Life here is too isolated and lonely for an American woman like my former wife. She could not speak Chinese, had no friends, and nowhere to go. Eventually something happened that forced her to leave. As she was in the kitchen cooking one day, a local quarantine officer came in and insisted on searching the kitchen, saying that we had brought American food into China without going through the appropriate quarantine inspection. My wife was very angry and asked him to leave at once. This incident was the last bitter straw for her, and she left. I followed her back to the States, and asked her to come back to me. She said she would on condition that I work in the States. But I could not leave China. When she asked me how long my stay here would be, I told her I had an obligation towards investors in the enterprise, and that I must continue my work here. She then asked for a divorce. It took me a long time to get over this.
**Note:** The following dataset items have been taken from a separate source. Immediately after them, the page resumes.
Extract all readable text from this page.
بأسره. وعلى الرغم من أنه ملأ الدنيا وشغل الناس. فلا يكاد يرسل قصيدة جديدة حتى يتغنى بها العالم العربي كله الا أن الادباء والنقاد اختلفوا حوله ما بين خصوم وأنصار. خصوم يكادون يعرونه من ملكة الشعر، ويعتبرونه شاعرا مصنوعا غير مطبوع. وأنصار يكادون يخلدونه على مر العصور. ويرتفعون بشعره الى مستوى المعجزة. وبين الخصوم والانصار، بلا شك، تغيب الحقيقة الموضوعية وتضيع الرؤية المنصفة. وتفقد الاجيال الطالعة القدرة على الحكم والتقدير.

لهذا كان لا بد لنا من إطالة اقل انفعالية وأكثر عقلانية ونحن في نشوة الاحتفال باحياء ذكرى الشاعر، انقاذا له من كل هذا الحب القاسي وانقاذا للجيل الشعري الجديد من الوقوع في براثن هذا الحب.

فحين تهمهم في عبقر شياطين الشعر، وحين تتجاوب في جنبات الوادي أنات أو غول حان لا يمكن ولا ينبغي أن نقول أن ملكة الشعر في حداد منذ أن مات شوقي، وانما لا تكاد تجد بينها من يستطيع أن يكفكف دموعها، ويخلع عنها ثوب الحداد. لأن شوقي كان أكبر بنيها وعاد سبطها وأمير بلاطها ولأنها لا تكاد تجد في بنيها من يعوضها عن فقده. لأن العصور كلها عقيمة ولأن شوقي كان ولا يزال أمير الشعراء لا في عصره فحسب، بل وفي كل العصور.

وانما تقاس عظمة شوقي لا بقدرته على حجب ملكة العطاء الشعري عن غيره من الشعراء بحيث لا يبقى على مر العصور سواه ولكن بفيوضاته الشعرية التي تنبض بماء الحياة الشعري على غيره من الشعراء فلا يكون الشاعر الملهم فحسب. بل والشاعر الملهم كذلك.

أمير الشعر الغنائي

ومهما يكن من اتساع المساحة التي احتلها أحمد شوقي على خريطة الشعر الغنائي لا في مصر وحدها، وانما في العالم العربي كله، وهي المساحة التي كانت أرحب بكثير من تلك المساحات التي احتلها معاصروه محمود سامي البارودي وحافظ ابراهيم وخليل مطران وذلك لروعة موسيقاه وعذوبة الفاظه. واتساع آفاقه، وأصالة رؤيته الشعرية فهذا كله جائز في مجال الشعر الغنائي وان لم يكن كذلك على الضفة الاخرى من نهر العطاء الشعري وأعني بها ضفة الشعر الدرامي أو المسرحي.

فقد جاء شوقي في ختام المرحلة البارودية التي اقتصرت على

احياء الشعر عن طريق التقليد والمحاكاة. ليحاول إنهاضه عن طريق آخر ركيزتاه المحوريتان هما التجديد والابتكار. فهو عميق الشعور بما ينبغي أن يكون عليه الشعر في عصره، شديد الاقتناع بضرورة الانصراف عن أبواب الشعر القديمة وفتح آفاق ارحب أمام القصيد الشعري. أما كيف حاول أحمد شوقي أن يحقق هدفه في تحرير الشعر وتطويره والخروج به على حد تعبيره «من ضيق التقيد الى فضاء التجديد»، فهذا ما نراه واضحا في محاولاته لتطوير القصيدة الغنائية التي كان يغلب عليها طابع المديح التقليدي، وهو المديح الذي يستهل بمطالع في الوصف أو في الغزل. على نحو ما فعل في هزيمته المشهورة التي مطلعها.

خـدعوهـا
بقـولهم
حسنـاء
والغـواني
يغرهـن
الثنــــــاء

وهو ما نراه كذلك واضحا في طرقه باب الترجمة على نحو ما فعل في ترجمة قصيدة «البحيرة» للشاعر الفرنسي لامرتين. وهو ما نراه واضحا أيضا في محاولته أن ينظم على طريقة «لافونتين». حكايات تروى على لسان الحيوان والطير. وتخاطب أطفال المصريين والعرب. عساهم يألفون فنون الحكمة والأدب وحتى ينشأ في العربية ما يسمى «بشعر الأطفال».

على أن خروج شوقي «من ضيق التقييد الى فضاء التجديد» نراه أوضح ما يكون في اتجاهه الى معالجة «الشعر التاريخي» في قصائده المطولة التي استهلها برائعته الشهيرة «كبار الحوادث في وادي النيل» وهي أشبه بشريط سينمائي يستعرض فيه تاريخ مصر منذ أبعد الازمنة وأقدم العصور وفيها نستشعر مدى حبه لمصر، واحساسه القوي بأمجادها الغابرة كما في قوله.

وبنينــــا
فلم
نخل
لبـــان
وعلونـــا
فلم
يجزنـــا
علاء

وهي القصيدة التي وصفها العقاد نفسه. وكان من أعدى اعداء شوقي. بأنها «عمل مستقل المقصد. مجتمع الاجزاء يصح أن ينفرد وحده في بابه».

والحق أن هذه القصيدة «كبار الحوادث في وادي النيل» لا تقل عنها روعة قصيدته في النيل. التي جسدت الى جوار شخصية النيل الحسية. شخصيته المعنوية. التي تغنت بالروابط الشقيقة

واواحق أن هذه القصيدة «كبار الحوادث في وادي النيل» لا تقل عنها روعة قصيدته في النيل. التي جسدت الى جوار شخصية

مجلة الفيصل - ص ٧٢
Reporter: Love gives strength, but the loss of a love could destroy one's motivation for anything else. How did you hold up to this day?

Martin: I told myself that I should not relinquish my ideals, nor give in to personal sadness. An enterpriser makes both gains and losses. Reading the biographies of great men has made me see that a true man has a sense of responsibility towards the world. I have participated in challenging sports, such as bungee jumping, rafting, and skiing, so as to temper my courage. Here, I like to go into the surrounding mountains at weekends, and spend time with a man in his 70s I met there, whose independence I admire, and whom I have taken as my nominal father.

Reporter: Your father once came to visit you. Does he worry about your life here? Jack Perkowski (chairman of SICC Board) said on one occasion that any American who can work for a long period of time in China must be something special. Do you agree?

Martin: Both of them were anxious about the ostensibly hard life I live here, and worried that I might be risking imprisonment. Most Americans know nothing about China, and I need to do a lot of explaining. The topic I have talked most on is China's birth control policy. Of course, there are also huge numbers of Chinese that know nothing about Americans. The majority believe that Americans live an easy and a comfortable life, and are surprised when I tell them that there are actually many Americans like me who work for enterprises, and have similar goals of self-realization.

I have considered leaving here on several occasions. The main reason for my staying on is the local people. They have confidence in me, and I have confidence in this joint venture. The Chinese government's Western Development Strategy is a wise policy, and will make China an even greater country within 25 years. I believe our joint venture will become a world casting center within 10 years.

Reporter: What is the most unforgettable event for you during your years in China?

Martin: That would be my 50th birthday. I had previously arranged to go back home for a family reunion, but did not. I had no idea that so many people would come to visit me. More than 180 people filled my courtyard on a bitterly cold day, and some had come especially from Beijing. I was greatly moved; these friends of mine gave me courage. I hung all the paintings from my Chinese friends in the guesthouse corridor. On leaving for work each morning, the inscription on the first painting I see gives me inspiration for the day's work ahead. It is Ma Dao Chenggong.

(This is a Chinese proverb, meaning success immediately upon arrival. Dao means arrive, and chenggong means success. Ma refers to a general's horse, but is also the first part of Martin's Chinese name. So the proverb can be translated, "Success comes with the horse's arrival." This is, therefore, a fitting maxim. Ed.)